Schmidt, hoping to improve his health, had come to the California desert from Rhode Island, where six of his siblings had died from tuberculosis.  He began construction of the tunnel in 1902, near the site where he had staked a mining claim. Ostensibly, he meant to use the tunnel as a short cut through Copper Mountain for carrying his ore to a smelter on the other side.  That seems improbable, however because the tunnel emerged on the high ledge, in the middle of nowhere.  

View at the end of Burro Schmidt's Tunnel
A spectacular view of Saltdale awaits one who walks all the way through the tunnel.

During the years he worked on his tunnel, Schmidt supported himself, not by mining, but by hiring himself out as a ranch hand every summer.  In the fall, he would take his two burros (the source of his nickname), Jack and Jenny, and head back up to Copper Mountain to resume his compulsive excavation of the tunnel. 

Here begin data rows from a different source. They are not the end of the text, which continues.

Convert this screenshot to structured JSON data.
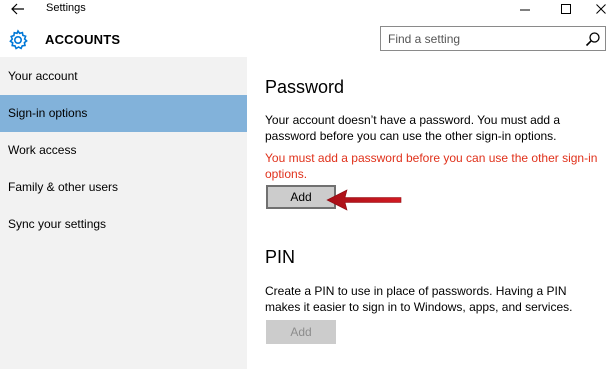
{
  "window": {
    "title": "Settings"
  },
  "header": {
    "title": "ACCOUNTS",
    "search_placeholder": "Find a setting"
  },
  "sidebar": {
    "items": [
      {
        "label": "Your account",
        "active": false
      },
      {
        "label": "Sign-in options",
        "active": true
      },
      {
        "label": "Work access",
        "active": false
      },
      {
        "label": "Family & other users",
        "active": false
      },
      {
        "label": "Sync your settings",
        "active": false
      }
    ]
  },
  "password": {
    "title": "Password",
    "description": "Your account doesn’t have a password. You must add a password before you can use the other sign-in options.",
    "warning": "You must add a password before you can use the other sign-in options.",
    "add_label": "Add"
  },
  "pin": {
    "title": "PIN",
    "description": "Create a PIN to use in place of passwords. Having a PIN makes it easier to sign in to Windows, apps, and services.",
    "add_label": "Add"
  },
  "colors": {
    "accent": "#0078d7",
    "sidebar_selected": "#82b2da",
    "warning": "#e0311b",
    "annotation_arrow": "#c0121b"
  }
}
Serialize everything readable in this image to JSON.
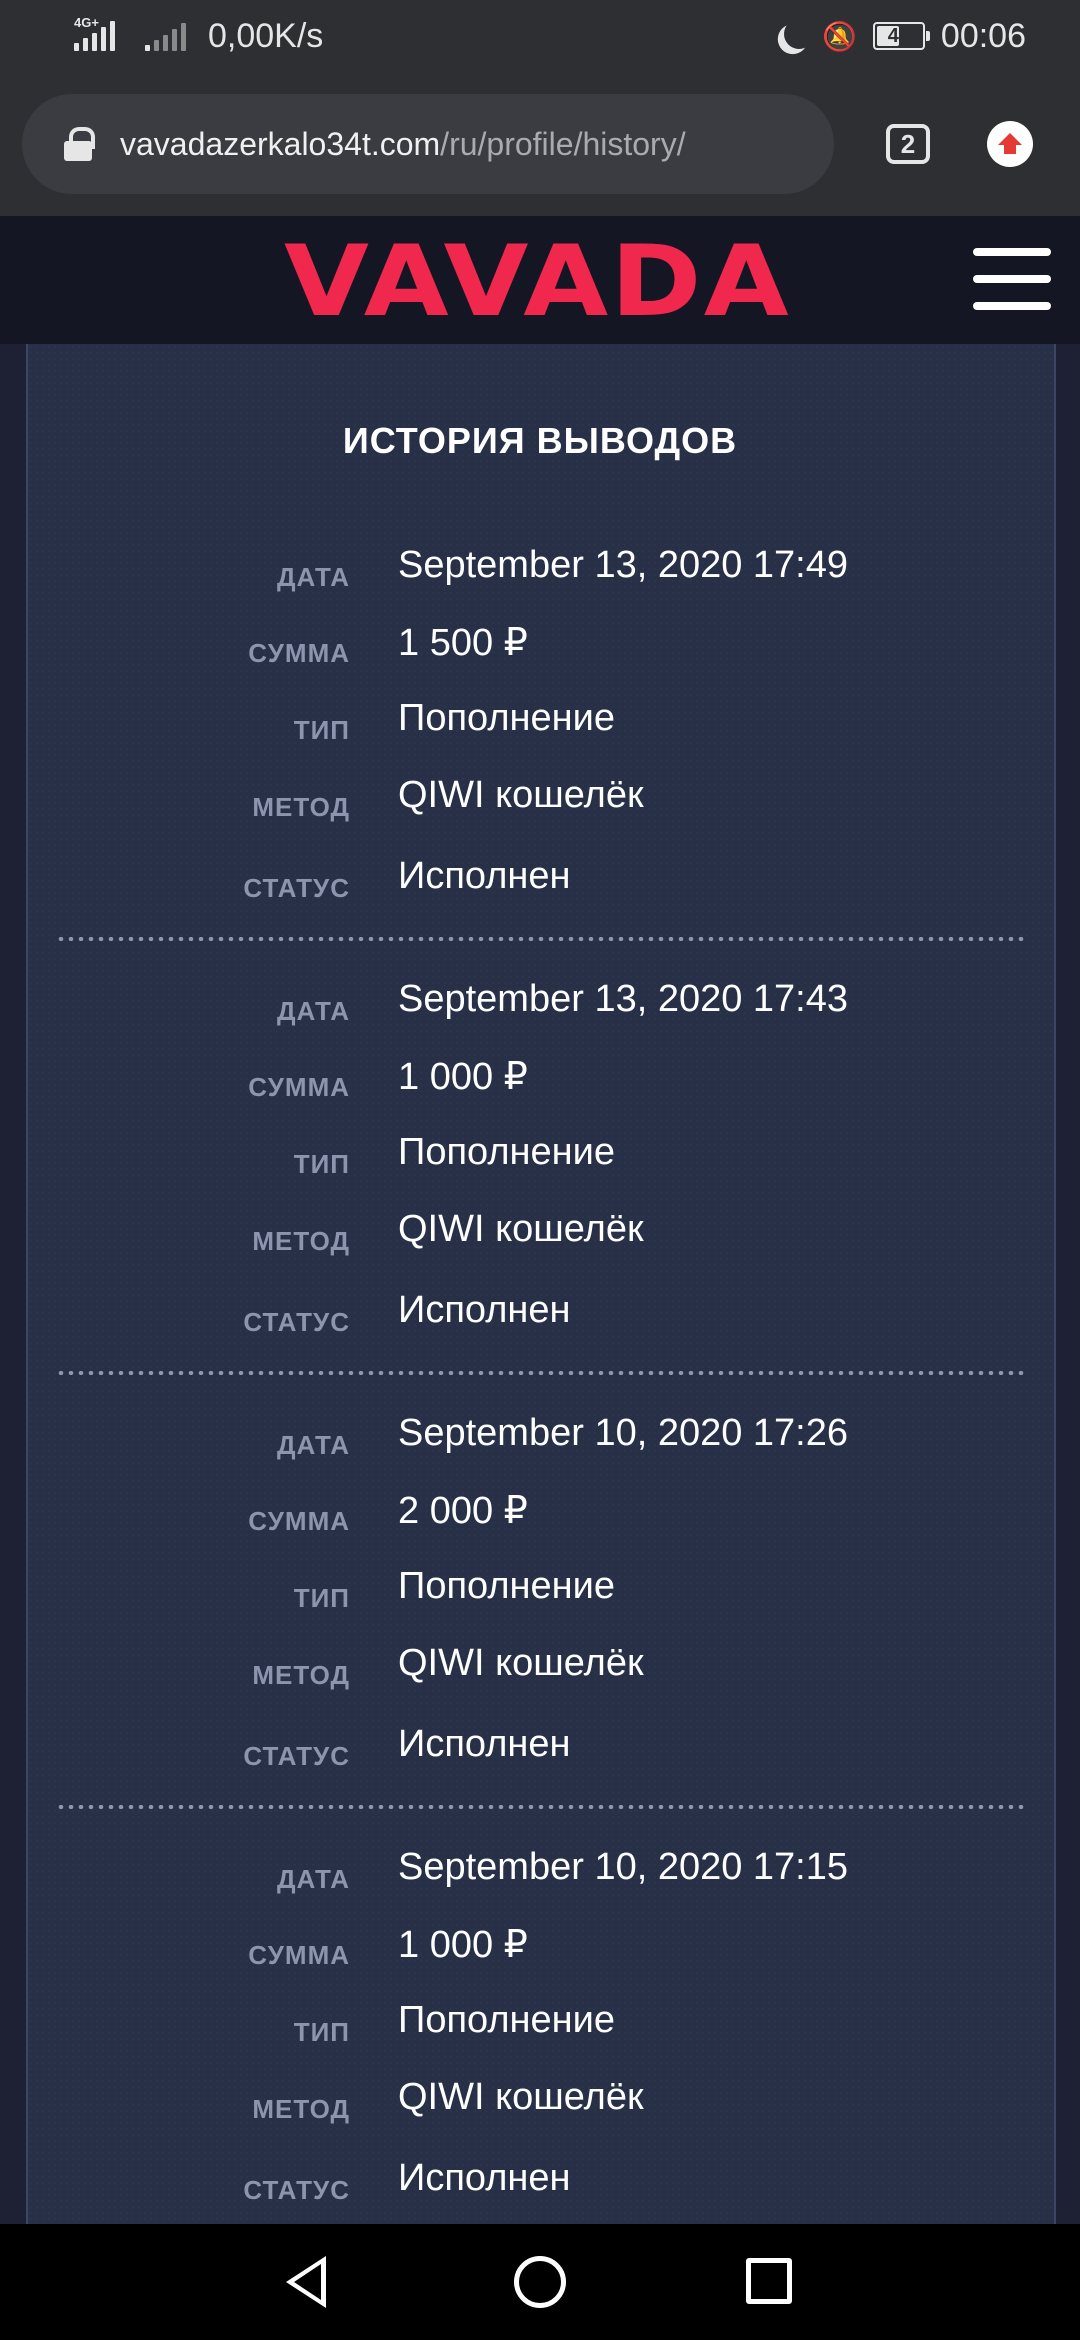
{
  "status_bar": {
    "network_tag": "4G+",
    "speed": "0,00K/s",
    "battery": "49",
    "time": "00:06"
  },
  "browser": {
    "url_host": "vavadazerkalo34t.com",
    "url_path": "/ru/profile/history/",
    "tab_count": "2"
  },
  "header": {
    "logo": "VAVADA"
  },
  "page": {
    "title": "ИСТОРИЯ ВЫВОДОВ",
    "labels": {
      "date": "ДАТА",
      "amount": "СУММА",
      "type": "ТИП",
      "method": "МЕТОД",
      "status": "СТАТУС"
    },
    "entries": [
      {
        "date": "September 13, 2020 17:49",
        "amount": "1 500 ₽",
        "type": "Пополнение",
        "method": "QIWI кошелёк",
        "status": "Исполнен"
      },
      {
        "date": "September 13, 2020 17:43",
        "amount": "1 000 ₽",
        "type": "Пополнение",
        "method": "QIWI кошелёк",
        "status": "Исполнен"
      },
      {
        "date": "September 10, 2020 17:26",
        "amount": "2 000 ₽",
        "type": "Пополнение",
        "method": "QIWI кошелёк",
        "status": "Исполнен"
      },
      {
        "date": "September 10, 2020 17:15",
        "amount": "1 000 ₽",
        "type": "Пополнение",
        "method": "QIWI кошелёк",
        "status": "Исполнен"
      }
    ]
  }
}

According to a story written by Evelyn Tonie Seger herself, for the Time/Life book Odd And Eccentric People, Schmidt, in the course of digging the tunnel, actually discovered “potentially rich veins of gold, silver, copper, and iron.”  Additionally, Ayers said, there was a rumor about a rich vein of gold in the mountain.  However, “...the miner in [Schmidt] had been upstaged by the tunneler.”  Driven to complete his monumental one-man project, Schmidt simply disdained precious metals.  Even after he had finished his tunnel, he never transported an ounce of ore through it.  

Later in his life, Schmidt took on a partner, a man named Mike Lee, to assist in taking visitors on tours of the tunnel.  After Schmidt died in 1954, Lee continued to give tours of the tunnel until he, too, died, in 1963. 

 ¬†Burro Schmidt's Home
Burro Schmidt's Home

Evelyn Tonie Seger’s Obsession

After Lee’s death, Evelyn Tonie Seger and her husband bought the Schmidt and Lee cabins, not far from the tunnel entrance.  Like Schmidt, the couple had been drawn to the California desert by the promise of better health, primarily for Seger’s ailing husband.

With few conveniences at the cabins, the Segers had to haul water by truck up the mountainside to their new home.  One day, in 1964, Seger found her husband stricken, sprawled on the ground beside the truck.  As he lay dying, he told her that his last wish was that she locate water for their home.  Now with an obsession of her own, Tonie stayed on at the site until she did, in fact, find water.  I asked her how did a New England native ever found water in the Mojave Desert?  “I witched it!” she said.  She had used a divining rod. So preoccupied was she about finding water that, she said, she didn’t even know about the tunnel until some visitors asked her about it.

Becoming a legend in her own right, Evelyn Tonie Seger, feisty and fiercely independent with no time for nonsense, grew as tough as the desert.  Good thing, too.  Finding water, as it turned out, wasn’t her only problem. 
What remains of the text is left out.